Later, I developed this kind of habit, where every time I lowered my underwear in the presence of a woman, I’d think of those fingers feeling for just the right spot to stick the needle in and then quickly rubbing away the hurt with an alcohol swab. Sometimes the image of a kid lying at the bottom of a pit, gazing at the sky with hollow eyes, would attach itself to these thoughts and spoil the fun.

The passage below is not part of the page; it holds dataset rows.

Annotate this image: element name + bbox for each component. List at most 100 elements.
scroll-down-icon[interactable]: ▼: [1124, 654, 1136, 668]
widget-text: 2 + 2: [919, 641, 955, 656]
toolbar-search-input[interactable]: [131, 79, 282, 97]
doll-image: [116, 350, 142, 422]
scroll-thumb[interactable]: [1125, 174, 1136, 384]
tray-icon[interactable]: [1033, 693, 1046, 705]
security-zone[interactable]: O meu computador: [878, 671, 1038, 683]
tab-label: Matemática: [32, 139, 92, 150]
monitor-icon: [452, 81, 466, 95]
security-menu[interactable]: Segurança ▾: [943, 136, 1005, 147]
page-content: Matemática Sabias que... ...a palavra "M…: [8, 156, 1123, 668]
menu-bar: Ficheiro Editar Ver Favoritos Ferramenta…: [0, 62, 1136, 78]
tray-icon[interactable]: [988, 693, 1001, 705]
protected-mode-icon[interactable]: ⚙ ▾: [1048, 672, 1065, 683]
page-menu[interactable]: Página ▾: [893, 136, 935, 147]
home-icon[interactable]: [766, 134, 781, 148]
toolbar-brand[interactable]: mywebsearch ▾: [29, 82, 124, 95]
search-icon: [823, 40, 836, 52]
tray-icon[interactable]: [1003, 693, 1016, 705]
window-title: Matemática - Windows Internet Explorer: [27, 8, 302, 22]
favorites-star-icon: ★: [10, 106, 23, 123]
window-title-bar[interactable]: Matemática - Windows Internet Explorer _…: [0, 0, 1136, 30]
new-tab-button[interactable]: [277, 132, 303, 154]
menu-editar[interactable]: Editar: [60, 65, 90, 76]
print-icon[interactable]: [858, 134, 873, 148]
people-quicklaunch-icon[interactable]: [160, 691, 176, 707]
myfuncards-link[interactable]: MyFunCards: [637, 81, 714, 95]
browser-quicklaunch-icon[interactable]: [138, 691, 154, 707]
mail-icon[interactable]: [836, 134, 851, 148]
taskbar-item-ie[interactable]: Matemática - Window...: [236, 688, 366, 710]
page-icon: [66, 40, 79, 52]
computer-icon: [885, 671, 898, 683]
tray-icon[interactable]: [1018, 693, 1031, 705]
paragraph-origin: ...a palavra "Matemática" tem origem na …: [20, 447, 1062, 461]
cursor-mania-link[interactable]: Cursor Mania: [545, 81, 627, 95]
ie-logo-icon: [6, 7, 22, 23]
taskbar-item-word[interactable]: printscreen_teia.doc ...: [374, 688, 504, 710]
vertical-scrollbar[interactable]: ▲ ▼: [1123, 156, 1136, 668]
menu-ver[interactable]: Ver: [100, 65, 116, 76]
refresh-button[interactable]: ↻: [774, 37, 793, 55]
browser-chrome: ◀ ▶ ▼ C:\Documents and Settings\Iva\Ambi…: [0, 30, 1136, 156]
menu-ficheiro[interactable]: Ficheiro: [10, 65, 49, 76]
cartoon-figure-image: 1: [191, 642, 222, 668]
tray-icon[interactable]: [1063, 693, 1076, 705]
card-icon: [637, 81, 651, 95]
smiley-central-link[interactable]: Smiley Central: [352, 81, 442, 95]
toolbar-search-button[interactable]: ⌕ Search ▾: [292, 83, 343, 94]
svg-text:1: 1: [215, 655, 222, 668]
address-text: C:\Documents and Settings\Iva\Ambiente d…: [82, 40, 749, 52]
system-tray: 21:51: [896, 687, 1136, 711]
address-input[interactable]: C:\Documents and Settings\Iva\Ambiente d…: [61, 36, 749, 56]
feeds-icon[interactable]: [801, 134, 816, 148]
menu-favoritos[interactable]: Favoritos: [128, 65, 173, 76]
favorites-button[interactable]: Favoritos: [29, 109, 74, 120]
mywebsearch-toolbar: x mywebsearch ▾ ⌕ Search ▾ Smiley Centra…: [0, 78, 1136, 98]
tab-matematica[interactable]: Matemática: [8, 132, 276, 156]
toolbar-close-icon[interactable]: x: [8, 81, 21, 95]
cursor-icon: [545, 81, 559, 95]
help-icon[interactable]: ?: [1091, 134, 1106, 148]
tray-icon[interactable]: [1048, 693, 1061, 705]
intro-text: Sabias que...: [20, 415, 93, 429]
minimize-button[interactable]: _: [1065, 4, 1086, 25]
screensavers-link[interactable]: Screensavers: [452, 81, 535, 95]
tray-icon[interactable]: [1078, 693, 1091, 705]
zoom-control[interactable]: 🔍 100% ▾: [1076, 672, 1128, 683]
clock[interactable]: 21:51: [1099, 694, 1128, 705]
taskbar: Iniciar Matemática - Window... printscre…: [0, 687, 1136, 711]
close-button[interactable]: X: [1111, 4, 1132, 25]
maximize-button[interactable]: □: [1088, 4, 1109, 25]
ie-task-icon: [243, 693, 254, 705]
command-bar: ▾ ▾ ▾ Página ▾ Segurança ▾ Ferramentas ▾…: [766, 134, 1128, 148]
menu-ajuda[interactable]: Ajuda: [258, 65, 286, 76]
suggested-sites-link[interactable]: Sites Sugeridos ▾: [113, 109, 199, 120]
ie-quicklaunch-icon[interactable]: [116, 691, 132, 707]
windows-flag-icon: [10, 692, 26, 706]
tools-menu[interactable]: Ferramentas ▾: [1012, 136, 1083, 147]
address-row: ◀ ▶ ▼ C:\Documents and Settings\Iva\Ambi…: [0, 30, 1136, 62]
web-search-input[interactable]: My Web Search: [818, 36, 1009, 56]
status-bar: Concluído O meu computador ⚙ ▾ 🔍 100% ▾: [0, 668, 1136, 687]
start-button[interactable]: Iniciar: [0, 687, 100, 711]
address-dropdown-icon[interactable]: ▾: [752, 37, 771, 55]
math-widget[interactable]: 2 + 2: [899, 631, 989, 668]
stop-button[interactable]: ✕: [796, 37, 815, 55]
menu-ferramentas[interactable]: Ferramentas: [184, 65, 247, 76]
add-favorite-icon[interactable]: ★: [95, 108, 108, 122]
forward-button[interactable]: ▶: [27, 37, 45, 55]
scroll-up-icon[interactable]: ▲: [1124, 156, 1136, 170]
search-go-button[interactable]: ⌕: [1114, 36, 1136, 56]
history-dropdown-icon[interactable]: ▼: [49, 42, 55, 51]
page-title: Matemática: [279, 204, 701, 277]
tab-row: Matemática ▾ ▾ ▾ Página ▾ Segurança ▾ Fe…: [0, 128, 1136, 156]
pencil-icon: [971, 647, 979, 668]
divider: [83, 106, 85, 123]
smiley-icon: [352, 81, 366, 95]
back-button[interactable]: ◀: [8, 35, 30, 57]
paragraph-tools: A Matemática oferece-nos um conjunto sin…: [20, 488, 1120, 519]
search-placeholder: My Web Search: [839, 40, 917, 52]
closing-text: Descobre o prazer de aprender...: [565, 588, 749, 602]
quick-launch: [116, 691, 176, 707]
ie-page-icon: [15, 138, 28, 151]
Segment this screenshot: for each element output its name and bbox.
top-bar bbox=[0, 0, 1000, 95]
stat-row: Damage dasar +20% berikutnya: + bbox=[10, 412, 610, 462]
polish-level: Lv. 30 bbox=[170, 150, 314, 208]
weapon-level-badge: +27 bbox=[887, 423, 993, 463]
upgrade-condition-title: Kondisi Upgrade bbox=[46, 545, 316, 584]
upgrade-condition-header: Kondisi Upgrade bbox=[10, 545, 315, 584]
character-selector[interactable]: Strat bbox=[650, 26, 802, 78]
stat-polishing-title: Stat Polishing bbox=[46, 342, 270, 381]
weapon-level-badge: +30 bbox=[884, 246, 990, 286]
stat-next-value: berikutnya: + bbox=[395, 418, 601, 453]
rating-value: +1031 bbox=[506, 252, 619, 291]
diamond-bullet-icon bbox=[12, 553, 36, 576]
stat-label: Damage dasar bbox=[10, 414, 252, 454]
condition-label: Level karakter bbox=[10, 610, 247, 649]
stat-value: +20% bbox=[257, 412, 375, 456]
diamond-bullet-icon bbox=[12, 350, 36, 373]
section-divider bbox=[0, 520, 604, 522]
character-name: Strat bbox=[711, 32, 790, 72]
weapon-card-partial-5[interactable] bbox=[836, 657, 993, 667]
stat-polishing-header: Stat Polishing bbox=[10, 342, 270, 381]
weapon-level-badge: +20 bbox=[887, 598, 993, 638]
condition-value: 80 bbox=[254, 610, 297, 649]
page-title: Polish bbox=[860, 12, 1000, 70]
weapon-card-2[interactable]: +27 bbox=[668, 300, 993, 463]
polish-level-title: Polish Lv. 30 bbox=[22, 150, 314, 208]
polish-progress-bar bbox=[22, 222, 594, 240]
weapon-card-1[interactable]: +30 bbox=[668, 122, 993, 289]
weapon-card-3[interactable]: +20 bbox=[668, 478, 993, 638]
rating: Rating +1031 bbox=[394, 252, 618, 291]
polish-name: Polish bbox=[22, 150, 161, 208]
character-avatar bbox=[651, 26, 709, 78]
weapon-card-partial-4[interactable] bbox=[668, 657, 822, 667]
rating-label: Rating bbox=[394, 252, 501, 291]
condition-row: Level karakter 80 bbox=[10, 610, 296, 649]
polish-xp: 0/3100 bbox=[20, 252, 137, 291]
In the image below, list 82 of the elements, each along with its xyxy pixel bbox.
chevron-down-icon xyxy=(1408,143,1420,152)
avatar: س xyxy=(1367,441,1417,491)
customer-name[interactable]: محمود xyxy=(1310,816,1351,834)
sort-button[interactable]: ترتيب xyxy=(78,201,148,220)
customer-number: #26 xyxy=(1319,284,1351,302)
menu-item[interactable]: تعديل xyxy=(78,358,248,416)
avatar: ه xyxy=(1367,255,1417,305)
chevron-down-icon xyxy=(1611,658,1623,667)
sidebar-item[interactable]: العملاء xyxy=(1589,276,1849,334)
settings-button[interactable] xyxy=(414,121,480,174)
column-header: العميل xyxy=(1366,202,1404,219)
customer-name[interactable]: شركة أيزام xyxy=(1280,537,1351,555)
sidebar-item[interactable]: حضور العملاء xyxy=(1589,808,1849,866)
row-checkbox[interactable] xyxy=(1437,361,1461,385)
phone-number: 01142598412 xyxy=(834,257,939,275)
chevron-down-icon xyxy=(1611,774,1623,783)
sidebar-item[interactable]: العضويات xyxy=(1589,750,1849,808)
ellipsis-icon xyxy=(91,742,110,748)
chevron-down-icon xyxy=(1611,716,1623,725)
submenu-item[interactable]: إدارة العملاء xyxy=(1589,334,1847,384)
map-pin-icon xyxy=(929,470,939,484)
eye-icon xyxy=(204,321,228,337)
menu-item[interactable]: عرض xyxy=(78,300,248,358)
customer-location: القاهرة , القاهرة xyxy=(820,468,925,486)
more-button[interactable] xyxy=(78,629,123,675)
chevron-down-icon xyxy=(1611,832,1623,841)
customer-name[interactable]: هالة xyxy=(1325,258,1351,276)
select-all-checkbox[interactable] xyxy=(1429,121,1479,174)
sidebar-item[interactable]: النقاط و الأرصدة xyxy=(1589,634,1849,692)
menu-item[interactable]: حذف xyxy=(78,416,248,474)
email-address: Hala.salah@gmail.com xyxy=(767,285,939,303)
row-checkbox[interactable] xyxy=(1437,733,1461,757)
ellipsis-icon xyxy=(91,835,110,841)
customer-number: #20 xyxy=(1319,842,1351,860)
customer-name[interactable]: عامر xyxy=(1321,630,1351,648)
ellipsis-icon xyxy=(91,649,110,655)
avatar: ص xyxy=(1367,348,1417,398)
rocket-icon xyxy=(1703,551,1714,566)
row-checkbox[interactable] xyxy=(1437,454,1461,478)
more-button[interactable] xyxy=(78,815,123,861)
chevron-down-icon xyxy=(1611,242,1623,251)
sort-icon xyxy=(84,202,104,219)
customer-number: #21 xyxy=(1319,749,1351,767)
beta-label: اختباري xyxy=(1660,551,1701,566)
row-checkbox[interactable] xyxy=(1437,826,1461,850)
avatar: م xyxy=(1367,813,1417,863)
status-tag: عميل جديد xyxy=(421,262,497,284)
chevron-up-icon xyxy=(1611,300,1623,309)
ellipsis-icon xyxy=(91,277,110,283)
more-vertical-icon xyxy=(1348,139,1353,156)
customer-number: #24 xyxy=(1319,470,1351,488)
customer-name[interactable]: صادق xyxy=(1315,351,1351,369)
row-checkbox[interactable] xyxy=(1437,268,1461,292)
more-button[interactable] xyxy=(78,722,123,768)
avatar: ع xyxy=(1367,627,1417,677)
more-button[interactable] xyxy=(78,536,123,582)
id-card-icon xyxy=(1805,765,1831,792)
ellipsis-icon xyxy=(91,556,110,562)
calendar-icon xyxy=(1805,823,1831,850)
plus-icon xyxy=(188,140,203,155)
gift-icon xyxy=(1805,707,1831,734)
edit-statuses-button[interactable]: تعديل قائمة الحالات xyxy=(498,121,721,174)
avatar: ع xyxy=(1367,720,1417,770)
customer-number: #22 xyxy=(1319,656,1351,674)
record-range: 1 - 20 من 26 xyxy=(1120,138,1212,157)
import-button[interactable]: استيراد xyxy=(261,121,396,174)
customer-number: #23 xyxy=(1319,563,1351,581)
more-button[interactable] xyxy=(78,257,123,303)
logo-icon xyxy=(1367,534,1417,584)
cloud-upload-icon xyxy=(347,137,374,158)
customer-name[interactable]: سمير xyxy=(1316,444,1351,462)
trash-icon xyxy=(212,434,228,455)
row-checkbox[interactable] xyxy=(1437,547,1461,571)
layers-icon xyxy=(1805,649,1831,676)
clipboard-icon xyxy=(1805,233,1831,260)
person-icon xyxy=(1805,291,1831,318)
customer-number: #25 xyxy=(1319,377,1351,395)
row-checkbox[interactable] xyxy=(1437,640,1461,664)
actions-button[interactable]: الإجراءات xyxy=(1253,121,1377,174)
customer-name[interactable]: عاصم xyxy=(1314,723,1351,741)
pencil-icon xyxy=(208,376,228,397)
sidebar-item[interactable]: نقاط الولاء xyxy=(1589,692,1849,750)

Yani was an only child. He was fair-skinned like his mother. He was a smart, lively, and kind kid. He wasn’t rough, he didn’t curse or connive or sneak into movie theaters for free, or drop frogs or crickets into girls’ shirts, or take a piss in inappropriate places like we did, but he’d pretend he did all of it. Accept me the way I am, he’d say. And we did. His greatest asset was his luck. In games of chance, he always won. If a wasp stung somebody, that somebody would never be Yani. The neighbor whose window was smashed by a soccer ball would never make out Yani among the group of children. His mischief, his mistakes never lingered long in the collective memory. It was the same in school. He wasn’t always on his best behavior. He’d tattle, copy, cut class, things like that, yet he was always considered innocent as an angel. His innocence was his cross to bear. Yet with time, it became something of a burden that he imposed upon us, his closest friends, to bear in his stead. Until now, I’ve never thought of it in those terms. It’s true, though, that it was a burden. We were the ones shouldering it. It was exhausting. And maybe we just grew sick and tired of it. Even that part of me that still believes I’m making excuses for our envy concedes this point. Such was his luck, that shadow of his innocence. So that his luck might prosper, we had to face the lack of it.